RUN useradd guest -u 1000
RUN echo guest | passwd guest --stdin
ENV HOME /home/guest
WORKDIR $HOME
USER guest
#Install Spark (Spark 2.4.0 - Nov 02, 2018, prebuilt for Hadoop 2.7 or higher)
RUN wget http://mirror.csclub.uwaterloo.ca/apache/spark/spark-2.4.0/spark-2.4.0-bin-hadoop2.7.tgz
RUN tar xvf spark-2.4.0-bin-hadoop2.7.tgz
RUN mv spark-2.4.0-bin-hadoop2.7 spark
ENV SPARK_HOME $HOME/spark
#Install Kafka
RUN wget http://mirror.csclub.uwaterloo.ca/apache/kafka/2.1.0/kafka_2.12-2.1.0.tgz
RUN tar xvzf kafka_2.12-2.1.0.tgz
RUN mv kafka_2.12-2.1.0 kafka
ENV PATH $HOME/spark/bin:$HOME/spark/sbin:$HOME/kafka/bin:$PATH
#Install Anaconda Python distribution
RUN wget https://repo.continuum.io/archive/Anaconda2-4.4.0-Linux-x86_64.sh
RUN bash Anaconda2-4.4.0-Linux-x86_64.sh -b
ENV PATH $HOME/anaconda2/bin:$PATH
RUN conda install -c anaconda python
# RUN pip install --upgrade pip
#Install Kafka Python module
RUN pip install kafka-python
USER root
#Install Cassandra
ADD cassandra.repo /etc/yum.repos.d/datastax.repo
RUN yum install -y cassandra
#Environment variables for Spark and Java
ADD setenv.sh /home/guest/setenv.sh
RUN chown guest:guest setenv.sh
RUN echo . ./setenv.sh >> .bashrc
#Startup (start SSH, Cassandra, Zookeeper, Kafka producer)

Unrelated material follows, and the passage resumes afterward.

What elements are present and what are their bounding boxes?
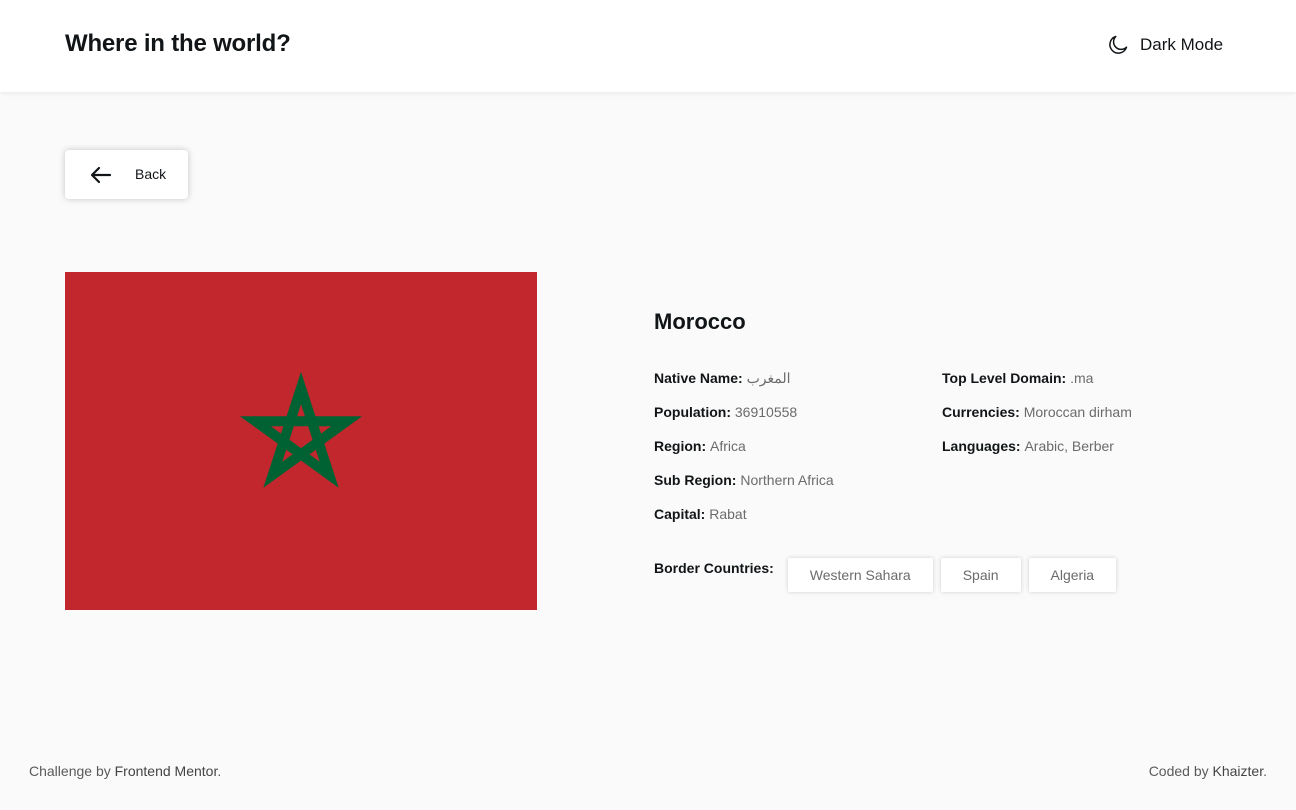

ADD startup_script.sh /usr/bin/startup_script.sh
RUN chmod +x /usr/bin/startup_script.sh
The GitLab repo to see the rest of the files is here: https://gitlab.com/HypeWolf/docker-cassandra-spark-kafka
The final goal is to be able to use everything Cassandra and Spark can offer inside one container and allow user to pass configuration file or environment values to modify certain settings.